What are the consequences of these measures? Locking down regions undoubtedly will have an impact on consumer and business demand. As people cannot go out or are afraid of doing so, consumer consumption, especially discretionary spending – the non-essential products that people can delay buying – will suffer significantly. You can see this already happening in the travel sector, where demand has been reduced from 30% to 80% depending on the region and the type of travel. Would you travel on a cruise in the next months after seeing three cruises infected and being quarantined?
Equity markets are already taking a beating. A liquidity crunch could also happen, reducing access to credit for individuals and businesses.
What should I do personally?
- Take care of yourself and your families by following the recommended health measures. You can see WHO’s recommendations here.
- Reduce your social contacts, which helps everybody by slowing down the spread of the virus.
- If possible, prepare for an economic slowdown or a recession.
- And please stop saying that this is just a flu, if you were doing it.
What should I do as an entrepreneur? I strongly recommended to our startups the following measures:
- Team wellbeing: please make sure you have the right preparations for the wellbeing of your team members (and their families) as the virus reaches the cities where your operations are located. It is key to communicate extensively to your organization the recommended health measures.
- Business continuity: Earlier last week, I already shared some recommendations on how to prepare for the arrival of the epidemic and prepare for remote work and crisis management. Social distancing is key for slowing down the spread of the virus, so all of us should be doing it. I recommend that even if your team is located in areas with none or very low known infections yet (like most countries in Latin America), you start testing remote work to be prepared. The safe bet is to assume the pandemic is going to reach your city and you will be forced to work remotely. The team of Sirena – one of our portfolio companies – put together some guidelines on how to go fully remote here.

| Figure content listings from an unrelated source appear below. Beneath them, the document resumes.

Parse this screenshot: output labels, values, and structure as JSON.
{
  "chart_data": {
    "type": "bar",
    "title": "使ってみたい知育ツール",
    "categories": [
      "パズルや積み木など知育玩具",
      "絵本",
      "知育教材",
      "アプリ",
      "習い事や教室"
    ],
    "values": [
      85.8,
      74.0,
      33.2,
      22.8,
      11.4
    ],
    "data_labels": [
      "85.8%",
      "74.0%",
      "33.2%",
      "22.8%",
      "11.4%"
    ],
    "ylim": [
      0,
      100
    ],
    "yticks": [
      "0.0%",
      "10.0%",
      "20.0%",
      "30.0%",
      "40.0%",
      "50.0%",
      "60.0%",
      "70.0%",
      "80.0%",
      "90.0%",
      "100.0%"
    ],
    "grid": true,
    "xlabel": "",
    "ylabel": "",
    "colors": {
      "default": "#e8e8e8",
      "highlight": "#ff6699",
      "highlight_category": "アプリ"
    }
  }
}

- Rethink sales and revenue expectations: plan that your clients – consumers initially in affected areas, and businesses later – might reduce their demand or delay acquisitions. Travel and meeting restrictions could also impact closing sales and deals. Recurring revenues and long-term contracts should fare better than one-time sales.
- Preserve cash: we think it is time that you develop plans for reducing your cash expense (cut excess expenses, reduce marketing plans, delay new hiring, etc.) in preparation for a potential fall of your expected revenues.
- Think creatively about funding: Based on the dotcom and subprime crisis of 2000/02 and 2008/09, we expect to see investment funds and other investors slow down or delay new investments until the volatility and uncertainty recedes. If you are fundraising or planning to do it soon, do not expect that historic fundraising trends and timings would continue as business as usual. Also, the compression in multiples for publicly listed companies would likely impact private transactions and fundraising. Explore non-traditional funding alternatives.
Is the future so negative? I do not think the world is in a doomsday scenario and there is upside in the current scenarios. For sure a vaccine will be developed. If that happens soon, the pandemic will be controlled, and demand and markets could recover quickly. Also, as social distancing measures are implemented, the spread will slow down. China and South Korea are showing that can be done effectively.
The impact to the economy is still uncertain but governments are starting to implement programs to help cushion the blow. Many of those would likely work.
Like in previous crisis, companies that act quickly to a challenging environment have the best chances of surviving and come through stronger than before.